Thursday, 9 August 2007

Data in Repositories

Although I've been in several UK repopsitory projects with bona fide hard scientists who have been investigating the use of repositories for storing data (JISC EBank UK, JISC R4L) I'm a bit of a newcomer to the practicalities of storing data in a repository. At one level it's an easy task - just upload a file and add some metadata - in other words it's a process indistinguishable from depositing a journal article. The difference is that humans can interpret the contents of "articles" whereas it is a lot more difficult to understand a spreadsheet or a data table, unless the creator has gone to considerable lengths to document it.

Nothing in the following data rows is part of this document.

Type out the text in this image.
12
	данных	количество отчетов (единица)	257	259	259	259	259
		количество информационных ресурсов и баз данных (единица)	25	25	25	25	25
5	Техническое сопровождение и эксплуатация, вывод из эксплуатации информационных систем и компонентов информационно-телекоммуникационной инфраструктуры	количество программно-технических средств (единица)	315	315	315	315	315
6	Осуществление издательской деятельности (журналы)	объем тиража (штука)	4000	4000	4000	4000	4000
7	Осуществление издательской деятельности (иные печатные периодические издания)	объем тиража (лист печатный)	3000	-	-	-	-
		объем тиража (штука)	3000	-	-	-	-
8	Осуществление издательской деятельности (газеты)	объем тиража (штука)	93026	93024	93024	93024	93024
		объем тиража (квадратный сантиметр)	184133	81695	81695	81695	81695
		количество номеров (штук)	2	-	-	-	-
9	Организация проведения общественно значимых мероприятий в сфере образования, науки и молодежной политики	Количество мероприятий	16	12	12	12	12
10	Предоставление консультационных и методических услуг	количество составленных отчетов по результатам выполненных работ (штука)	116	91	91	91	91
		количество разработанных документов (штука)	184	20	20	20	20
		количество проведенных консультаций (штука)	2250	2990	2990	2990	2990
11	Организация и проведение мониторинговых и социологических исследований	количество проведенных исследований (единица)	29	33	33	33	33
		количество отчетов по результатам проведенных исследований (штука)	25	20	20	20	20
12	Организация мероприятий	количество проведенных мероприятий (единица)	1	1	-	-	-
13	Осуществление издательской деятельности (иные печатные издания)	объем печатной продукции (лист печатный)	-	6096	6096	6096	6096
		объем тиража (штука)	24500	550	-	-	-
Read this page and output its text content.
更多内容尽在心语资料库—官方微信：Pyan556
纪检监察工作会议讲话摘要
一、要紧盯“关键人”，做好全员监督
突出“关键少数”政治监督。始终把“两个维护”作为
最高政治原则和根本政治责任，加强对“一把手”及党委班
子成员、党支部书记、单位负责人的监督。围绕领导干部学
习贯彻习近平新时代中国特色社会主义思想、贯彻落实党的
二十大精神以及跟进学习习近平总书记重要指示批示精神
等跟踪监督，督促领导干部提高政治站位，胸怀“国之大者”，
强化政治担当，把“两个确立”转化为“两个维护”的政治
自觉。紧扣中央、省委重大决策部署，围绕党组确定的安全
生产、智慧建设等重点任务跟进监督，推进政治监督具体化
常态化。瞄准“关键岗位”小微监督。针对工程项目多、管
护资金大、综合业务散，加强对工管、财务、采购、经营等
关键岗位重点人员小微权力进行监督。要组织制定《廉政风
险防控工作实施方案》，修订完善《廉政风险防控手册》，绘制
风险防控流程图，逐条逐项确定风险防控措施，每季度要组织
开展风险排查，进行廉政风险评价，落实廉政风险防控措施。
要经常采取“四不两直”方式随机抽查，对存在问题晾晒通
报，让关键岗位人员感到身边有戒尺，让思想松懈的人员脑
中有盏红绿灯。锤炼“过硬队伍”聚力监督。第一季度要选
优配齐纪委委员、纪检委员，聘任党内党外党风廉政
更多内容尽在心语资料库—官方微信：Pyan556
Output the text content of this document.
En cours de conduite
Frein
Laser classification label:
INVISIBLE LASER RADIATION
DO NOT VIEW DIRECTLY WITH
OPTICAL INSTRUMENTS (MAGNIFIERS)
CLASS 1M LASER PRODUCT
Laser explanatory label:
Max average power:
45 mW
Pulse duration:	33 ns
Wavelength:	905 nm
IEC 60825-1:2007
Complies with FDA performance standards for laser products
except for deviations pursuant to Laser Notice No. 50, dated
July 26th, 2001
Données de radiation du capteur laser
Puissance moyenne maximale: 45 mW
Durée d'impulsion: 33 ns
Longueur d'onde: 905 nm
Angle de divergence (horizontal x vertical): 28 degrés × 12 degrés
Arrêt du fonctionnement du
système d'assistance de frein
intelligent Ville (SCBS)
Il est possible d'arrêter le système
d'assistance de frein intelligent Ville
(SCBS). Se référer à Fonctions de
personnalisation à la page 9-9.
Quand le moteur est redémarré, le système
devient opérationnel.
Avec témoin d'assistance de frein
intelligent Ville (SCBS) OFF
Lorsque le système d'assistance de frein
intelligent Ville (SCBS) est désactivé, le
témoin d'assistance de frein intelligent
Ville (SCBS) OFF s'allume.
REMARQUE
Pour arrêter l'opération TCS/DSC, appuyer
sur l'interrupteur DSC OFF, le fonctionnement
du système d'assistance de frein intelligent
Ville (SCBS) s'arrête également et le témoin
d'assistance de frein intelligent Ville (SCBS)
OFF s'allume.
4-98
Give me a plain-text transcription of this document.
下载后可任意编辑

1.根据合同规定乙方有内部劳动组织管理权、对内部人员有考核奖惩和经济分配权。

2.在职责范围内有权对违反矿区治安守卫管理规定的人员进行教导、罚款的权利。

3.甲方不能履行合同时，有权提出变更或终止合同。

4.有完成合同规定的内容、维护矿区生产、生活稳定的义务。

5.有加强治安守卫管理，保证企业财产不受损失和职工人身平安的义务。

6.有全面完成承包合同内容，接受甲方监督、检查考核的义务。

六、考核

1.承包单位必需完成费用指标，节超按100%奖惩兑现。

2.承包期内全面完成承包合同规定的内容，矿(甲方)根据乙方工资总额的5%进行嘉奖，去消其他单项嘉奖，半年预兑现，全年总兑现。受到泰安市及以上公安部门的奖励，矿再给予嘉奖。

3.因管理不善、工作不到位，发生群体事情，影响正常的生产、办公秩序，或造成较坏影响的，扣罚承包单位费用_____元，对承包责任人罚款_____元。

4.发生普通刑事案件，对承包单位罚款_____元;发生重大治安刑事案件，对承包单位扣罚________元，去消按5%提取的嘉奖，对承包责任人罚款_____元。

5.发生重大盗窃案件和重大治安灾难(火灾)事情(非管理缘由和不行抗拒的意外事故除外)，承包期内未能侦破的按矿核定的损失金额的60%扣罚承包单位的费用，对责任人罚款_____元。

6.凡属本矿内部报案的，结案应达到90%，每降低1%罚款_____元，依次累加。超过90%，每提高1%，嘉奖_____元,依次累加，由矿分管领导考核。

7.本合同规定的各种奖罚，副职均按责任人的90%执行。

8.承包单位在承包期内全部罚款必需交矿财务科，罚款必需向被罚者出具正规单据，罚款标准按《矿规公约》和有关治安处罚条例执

This was brought home to me when I wrote an article on evaluating repositories that was based on a huge spreadsheet of data that I had collected from a registry of repositories. I uploaded the spreadsheet to the repository, and then realised that it was almost useless because no-one else could interpret all the columns of data, let alone discern which columns were intermediate calculations and which were genuine "results". I have tried, on a number of occasions, to "document" spreadsheets so that there are different, self-explanatory regions, but it almost always comes down to the fact that I would be better off creating a new article that explains the spreadsheet.

So I am very interested to see that Apple have just released a new application that tackles exactly this issue - a spreadsheet that is constructed as a set of tables on a sheet of text and images. I have just ordered a copy, and I hope that it will make my job (as a repository user and manager) a bit easier!